Each year the School of Art invites a diverse group of nationally and internationally recognized artists, designers, and scholars to share their distinct practices and voices with its students and the community. Students and the public alike can engage with these invited practitioners through lectures, screenings, performances, readings, conversations, studio critiques, and workshops.

This program is one of many valuable resources promoted through the School of Art that contributes to the experiences art students need to begin building relationships within the professional art world and to develop a greater understanding and appreciation of contemporary art and culture.

All events are free, non-ticketed, and open to the public unless otherwise specified.

 

Upcoming Events

FALL 2026
Tad Carpenter: Sunshine & Storms: Weathering a Creative Life

September 16, 2026 | 6 p.m., AJ 175

Step inside the colorful world of Tad Carpenter—designer, illustrator, and co-founder of the brand design studio Carpenter Collective. In this honest walk through the studio’s creative process, Tad shares how wandering the hallways of Hallmark Cards as a child sparked a lifelong love affair with playful, purposeful design. You'll get an intimate look at how he and Jessica, his wife and creative partner, transform their curiosity into award-winning brand systems that capture hearts and turn heads. Part behind-the-scenes studio tour, part inspiration rally, this session delivers honest insights wrapped in Tad's signature warmth and wit.
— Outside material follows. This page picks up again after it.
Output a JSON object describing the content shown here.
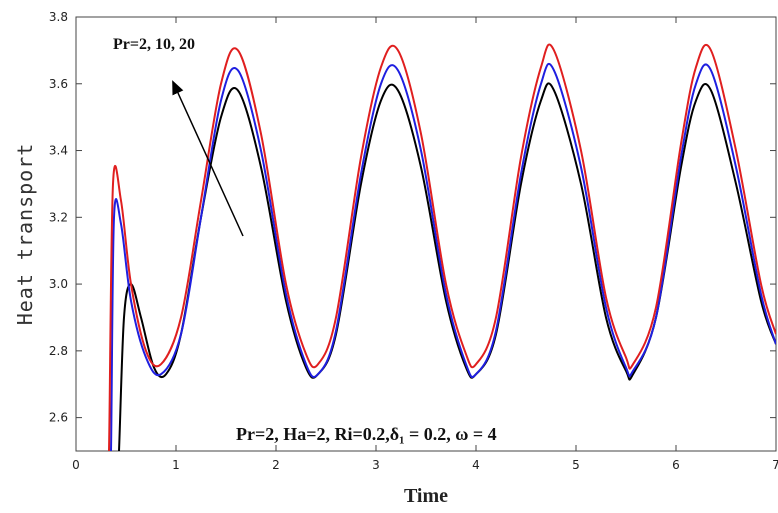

William Camargo: Where Images Live: Photography, Place, and the Power of Presence

November 3, 2026 | 6 p.m., AR 217

Photography isn't just something we frame; it can reshape how we experience space, history, and memory. Through public interventions/performances that live in photos, sculptural interventions, and photographic art history, William Camargo uses his photographic practices to mark absence, reclaim narratives, and honor place-based histories. He does this by introducing those who influence his works, just as Laura Aguilar, James Luna, Ken Gonzales-Day and beyond. He also introduces the complexity of the history of photography and connects it back to his practice as a counter-narrative strategy. Camargo is Lecturer in Photography at Pasadena City College and Cal State Fullerton.